The mass culture industry has much to gain from having entire populations engaged in futile quests. The cycle of production and consumption, which most of us think we understand so well yet which is filled with so many metaphysical subtleties, is perpetuated effectively by means of encouraging human beings to act like machines. There are many mechanisms in place for squelching those who fail to comply. Mindfulness is the thing we need most now in the world.
What's at stake in this is our own ability to listen to ourselves. We need to acquire the ability to shut out many external forces for long enough to figure out what we expect of ourselves, and the culture that we all tacitly support simply by functioning in it. All too often, the personal synthesis we construct from the external forces of peer group pressure, mass media, and the results of parenting and education, reside in us, dormant or hypnotized, to such an extent that many of us go to the grave without considering the real nature of our endless search for fulfillment.

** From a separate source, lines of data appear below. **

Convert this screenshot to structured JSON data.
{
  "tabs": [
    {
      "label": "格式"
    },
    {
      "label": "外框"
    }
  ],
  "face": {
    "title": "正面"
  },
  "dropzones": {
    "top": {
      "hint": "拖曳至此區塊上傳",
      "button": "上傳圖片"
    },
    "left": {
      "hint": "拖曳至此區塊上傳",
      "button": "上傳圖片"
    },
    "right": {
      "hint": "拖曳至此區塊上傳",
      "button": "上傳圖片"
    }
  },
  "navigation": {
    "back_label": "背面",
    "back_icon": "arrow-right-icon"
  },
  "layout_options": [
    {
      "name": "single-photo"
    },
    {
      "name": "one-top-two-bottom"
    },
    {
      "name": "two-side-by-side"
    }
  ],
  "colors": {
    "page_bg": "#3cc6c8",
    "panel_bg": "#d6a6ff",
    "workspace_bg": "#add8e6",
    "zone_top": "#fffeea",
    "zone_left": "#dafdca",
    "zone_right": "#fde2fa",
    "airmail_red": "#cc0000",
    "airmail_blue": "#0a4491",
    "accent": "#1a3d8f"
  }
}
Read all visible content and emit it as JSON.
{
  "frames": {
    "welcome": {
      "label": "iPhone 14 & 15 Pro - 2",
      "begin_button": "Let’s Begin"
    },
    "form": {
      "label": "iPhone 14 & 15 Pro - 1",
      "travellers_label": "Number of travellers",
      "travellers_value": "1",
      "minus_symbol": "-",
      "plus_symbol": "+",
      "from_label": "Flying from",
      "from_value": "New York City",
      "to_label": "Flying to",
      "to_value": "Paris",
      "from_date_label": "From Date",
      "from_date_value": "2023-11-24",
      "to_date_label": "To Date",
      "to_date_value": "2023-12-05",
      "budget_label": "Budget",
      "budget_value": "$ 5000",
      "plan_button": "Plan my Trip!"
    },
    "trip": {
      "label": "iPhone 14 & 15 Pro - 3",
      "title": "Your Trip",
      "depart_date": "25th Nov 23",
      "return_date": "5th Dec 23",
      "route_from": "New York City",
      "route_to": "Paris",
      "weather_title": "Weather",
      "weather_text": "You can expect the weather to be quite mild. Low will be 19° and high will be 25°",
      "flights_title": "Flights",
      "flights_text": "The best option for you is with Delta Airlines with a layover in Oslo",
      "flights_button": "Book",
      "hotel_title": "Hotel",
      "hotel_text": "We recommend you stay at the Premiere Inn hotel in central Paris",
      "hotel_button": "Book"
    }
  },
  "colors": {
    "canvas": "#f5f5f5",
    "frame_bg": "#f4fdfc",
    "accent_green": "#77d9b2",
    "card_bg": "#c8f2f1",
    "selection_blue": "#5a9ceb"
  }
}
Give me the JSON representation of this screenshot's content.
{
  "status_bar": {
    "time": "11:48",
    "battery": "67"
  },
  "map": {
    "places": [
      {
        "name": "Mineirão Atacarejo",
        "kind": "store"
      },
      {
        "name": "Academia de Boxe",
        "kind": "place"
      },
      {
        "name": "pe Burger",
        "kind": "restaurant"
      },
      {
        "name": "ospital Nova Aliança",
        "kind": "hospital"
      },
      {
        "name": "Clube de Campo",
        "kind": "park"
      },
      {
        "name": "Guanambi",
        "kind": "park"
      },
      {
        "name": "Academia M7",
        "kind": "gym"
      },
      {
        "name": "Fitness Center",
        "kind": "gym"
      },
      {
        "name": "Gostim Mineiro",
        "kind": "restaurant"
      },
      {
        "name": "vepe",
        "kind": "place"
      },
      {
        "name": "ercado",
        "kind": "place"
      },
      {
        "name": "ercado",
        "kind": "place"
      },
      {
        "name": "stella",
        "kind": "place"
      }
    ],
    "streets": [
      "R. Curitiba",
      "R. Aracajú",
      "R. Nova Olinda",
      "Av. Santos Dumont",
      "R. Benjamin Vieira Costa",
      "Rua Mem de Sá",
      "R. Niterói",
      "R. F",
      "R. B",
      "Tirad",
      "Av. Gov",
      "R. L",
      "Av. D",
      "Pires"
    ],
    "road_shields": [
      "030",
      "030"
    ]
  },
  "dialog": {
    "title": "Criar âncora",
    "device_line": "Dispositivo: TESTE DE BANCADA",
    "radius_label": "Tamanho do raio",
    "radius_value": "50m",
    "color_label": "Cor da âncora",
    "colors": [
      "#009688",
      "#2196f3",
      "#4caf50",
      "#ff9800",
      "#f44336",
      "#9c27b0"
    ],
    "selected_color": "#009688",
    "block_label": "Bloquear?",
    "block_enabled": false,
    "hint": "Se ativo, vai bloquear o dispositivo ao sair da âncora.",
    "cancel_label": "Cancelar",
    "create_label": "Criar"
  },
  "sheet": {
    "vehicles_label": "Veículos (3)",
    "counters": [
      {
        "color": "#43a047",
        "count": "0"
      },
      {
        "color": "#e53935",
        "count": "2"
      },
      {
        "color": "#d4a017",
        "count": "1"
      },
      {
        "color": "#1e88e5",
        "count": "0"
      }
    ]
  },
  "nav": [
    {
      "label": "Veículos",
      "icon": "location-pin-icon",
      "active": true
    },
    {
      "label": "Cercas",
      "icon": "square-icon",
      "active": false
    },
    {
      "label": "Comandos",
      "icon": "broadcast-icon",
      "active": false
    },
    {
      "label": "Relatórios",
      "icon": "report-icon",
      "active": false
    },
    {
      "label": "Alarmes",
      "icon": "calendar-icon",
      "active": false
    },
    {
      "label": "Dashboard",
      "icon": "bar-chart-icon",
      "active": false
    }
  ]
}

All there is to it is to live. The real, honest things we feel (and constantly suppress) must not be prohibited. The forbidden practices of non-productivity and refusing to participate are what we must allow ourselves. Never again must we feel obliged to perform meaningless repetitive tasks that only exacerbate the waste built into the system and which serve to numb us. The creative changes we feel like making must be made. We must liberate the power of whim. We must carefully listen to what is said to us, and then invite further communication by commenting meaningfully. Our honest, insistent attempts to do these things can only result in an improvement of our collective condition.